Valuation of the Week #9: Pricing a Pharmaceutical Company (in trouble)

Unless you have been living under a rock, you are aware that Valeant Pharmaceuticals is in trouble. The company which is incorporated in Canada but has much of its revenues in the United States had been a high flyer in this business for the last few years, as it pushed a different way of doing business, centered around less R&D and more acqusitions to generate growth, with many of the acquisitions of companies that Valeant perceived as having "under priced" drugs. Along the way, the company accumulated admirers including activist investors like Bill Ackman who liked its hard nosed strategy to the business but also doubters who felt that its accounting for acquisitions made it ripe for earnings manipulation. In the last few months, the wheels have literally come off the bus as the company has been exposed to a series of revelations that seem to suggest that its image for efficiency may be as much the result of questionable relationships with holding companies. The stock price has dropped by more than 50% in the last few weeks:


The drop in the stock price has attracted the attention of knee jerk contrarians, who believe that any stock that has dropped this much must be cheap.

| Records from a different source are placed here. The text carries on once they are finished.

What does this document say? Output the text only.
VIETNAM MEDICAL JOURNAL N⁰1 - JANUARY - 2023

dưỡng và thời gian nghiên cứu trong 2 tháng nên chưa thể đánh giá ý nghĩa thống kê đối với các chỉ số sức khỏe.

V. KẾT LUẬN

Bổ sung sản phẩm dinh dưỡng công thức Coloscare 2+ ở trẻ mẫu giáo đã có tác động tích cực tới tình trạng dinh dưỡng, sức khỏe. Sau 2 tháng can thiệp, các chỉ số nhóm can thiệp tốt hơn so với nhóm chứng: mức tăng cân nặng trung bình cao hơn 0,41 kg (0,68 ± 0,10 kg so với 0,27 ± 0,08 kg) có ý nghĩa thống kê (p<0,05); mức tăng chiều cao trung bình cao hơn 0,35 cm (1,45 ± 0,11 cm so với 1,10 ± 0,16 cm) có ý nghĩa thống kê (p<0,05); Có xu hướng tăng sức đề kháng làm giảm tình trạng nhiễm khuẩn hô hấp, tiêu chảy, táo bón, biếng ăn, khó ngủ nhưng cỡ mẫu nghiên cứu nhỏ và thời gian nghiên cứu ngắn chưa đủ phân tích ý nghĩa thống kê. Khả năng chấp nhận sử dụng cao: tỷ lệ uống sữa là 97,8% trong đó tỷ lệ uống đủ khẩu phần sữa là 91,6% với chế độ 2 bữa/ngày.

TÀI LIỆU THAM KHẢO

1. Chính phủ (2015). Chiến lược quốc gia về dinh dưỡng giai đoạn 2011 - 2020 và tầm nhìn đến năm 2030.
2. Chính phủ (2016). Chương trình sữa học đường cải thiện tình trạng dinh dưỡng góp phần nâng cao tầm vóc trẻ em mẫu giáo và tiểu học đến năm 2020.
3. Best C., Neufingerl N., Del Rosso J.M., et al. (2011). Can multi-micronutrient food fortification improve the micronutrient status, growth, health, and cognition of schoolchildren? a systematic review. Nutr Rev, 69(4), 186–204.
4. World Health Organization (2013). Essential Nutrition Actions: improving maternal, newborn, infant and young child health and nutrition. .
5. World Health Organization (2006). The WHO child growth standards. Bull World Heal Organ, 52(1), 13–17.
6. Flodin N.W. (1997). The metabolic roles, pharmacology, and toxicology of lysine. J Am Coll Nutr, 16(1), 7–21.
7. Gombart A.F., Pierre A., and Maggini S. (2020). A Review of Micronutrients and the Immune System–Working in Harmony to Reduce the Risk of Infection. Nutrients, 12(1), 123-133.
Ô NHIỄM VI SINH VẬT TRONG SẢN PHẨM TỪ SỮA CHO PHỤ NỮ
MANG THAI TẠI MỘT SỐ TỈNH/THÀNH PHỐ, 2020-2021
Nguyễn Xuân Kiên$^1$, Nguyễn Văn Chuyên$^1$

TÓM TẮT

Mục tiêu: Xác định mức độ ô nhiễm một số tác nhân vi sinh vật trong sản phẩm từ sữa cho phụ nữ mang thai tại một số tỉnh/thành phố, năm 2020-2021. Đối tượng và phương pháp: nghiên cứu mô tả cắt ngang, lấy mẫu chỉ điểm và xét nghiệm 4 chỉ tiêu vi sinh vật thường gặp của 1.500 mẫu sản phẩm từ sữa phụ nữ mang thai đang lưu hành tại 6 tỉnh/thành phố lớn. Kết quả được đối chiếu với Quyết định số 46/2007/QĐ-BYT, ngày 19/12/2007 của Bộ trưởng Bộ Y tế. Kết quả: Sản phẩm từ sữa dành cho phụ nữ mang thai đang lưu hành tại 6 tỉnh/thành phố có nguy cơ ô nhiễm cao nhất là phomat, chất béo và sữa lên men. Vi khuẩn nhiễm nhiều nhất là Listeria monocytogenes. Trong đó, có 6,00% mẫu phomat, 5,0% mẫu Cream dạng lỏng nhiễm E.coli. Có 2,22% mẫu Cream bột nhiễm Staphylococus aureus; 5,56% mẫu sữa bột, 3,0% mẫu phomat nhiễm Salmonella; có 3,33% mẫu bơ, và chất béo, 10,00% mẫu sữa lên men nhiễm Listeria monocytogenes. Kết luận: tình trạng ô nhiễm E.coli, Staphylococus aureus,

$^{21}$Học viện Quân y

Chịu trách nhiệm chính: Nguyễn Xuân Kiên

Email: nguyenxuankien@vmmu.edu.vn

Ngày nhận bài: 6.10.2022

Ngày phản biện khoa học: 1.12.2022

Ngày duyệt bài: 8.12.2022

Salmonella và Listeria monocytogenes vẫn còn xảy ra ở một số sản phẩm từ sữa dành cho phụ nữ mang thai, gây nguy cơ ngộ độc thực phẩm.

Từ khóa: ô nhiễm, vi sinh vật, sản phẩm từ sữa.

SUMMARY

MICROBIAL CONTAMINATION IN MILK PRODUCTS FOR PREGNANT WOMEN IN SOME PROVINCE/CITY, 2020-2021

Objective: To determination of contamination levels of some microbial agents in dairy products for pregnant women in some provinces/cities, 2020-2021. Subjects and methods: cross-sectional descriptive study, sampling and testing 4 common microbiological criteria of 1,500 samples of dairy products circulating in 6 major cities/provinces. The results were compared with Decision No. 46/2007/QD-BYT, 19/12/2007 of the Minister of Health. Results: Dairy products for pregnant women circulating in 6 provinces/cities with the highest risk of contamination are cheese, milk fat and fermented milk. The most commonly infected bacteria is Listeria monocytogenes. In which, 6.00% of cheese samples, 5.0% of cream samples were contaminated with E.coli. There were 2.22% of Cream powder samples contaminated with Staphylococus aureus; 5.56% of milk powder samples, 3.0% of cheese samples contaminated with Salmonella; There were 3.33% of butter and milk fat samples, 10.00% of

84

That, of course, is a dangerous strategy.

There are two ways to gauge whether Valeant is now a cheap stock. One is to try to do an intrinsic valuation of Valeant. I was tempted but valuing this company now, with the numbers on the verge of being restated and more revelations on the way, will be like nailing jello to a wall. The other is to do a pricing, which will tie to what we are going to do in class starting soon. I began with a very simplistic comparison of the pricing of Valeant to the pricing of other pharmaceutical/biotechnology companies in North America:

All drug firms (660) Drug firms with mkt cap > $ 1 billion 98)
Multiple Valeant Average Aggregate Average Aggregate
PE 56.97 74.89 36.31 46.66 29.88
PBV 6.34 25.65 5.66 15.03 5.64
EV/EBITDAR 9.37 85.07 10.87 26.71 11.49
EV/EBITDA 9.93 38.76 15.26 17.11 16.84
EV/EBIT 17.46 58.49 19.71 24.85 22.33
EV/Sales 4.94 NA 5.73 NA 5.83

The first comparison is to all 660 publicly traded drug (pharmaceuticals and biotechnology) in North America that have a market price and the second is only to the 98 drug companies that have market capitalizations that exceed a billion. The first column in each is a simple average, close to useless largely because you have a few outliers with outlaandishly high values. The second is a more useful measure that is derived by adding up the market capitalizations (enterprise values) of all of the firms in the group and dividing by the aggregate value of the metric (net income, EBITDA, EBIT, Sales) of all of the firms in the group.

It is see why analysts and sales people love multiples. If I wanted to make the argument that Valeant is cheap, I would use EV/EBITDAR and EV/Sales as my multiples of choice and note how much lower Valeant is trading at, relative to the sector. If I wanted to convince you that Valeant is still expensive, I would latch on to PE ratios. It is worth noting that one reason Valeant looks attractive on an EBITDAR basis is because it does not do R&D and instead acquires other companies to grow. In this final table, I contrast Valeant's operating statistics with those for the sector.

  Valeant All drug Large cap drug
R&D/Sales 2.98% 16.09% 15.19%
Revenue Growth (Last 5 years) 61.50% 16.75% 23.10%
Expected EPS Growth (Next 5 years) 22.80% 18.36% 14.42%
Operating Margin 28.32% 26.09% 29.08%
(EBIT Adjusted for R&D)/Sales 30.32% 30.48% 33.00%
ROE 11.13% 15.55% 18.97%
Dividend Payout 0.00% 23.36% 19.86%
(Dividends + Buyback)/ Net Income 8.26% 49.13% 41.73%
Effective tax rate 9.84% 38.89% 29.75%

The company has been able to register high revenue growth, through acquisitons, and its operating margin looks comparable to large cap drug companies, before you adjust for R&D, but lags after. Note that all of the earnings figures are also prior to special charges related to acquisitions that eat into earnings every year. In effect, the claims that the company has a found a better way to do business did not seem backed up by the numbers even before the scandal in the last few weeks, making it a curiosity that investors with as much sophistication as Bill Ackman found it to be alluring.

Bottom line

Valeant has dropped in stock price, but only to the levels of other drug companies. It may become cheap if it keeps dropping, but if you are a trader or a pricer, it does not look like a screaming bargain.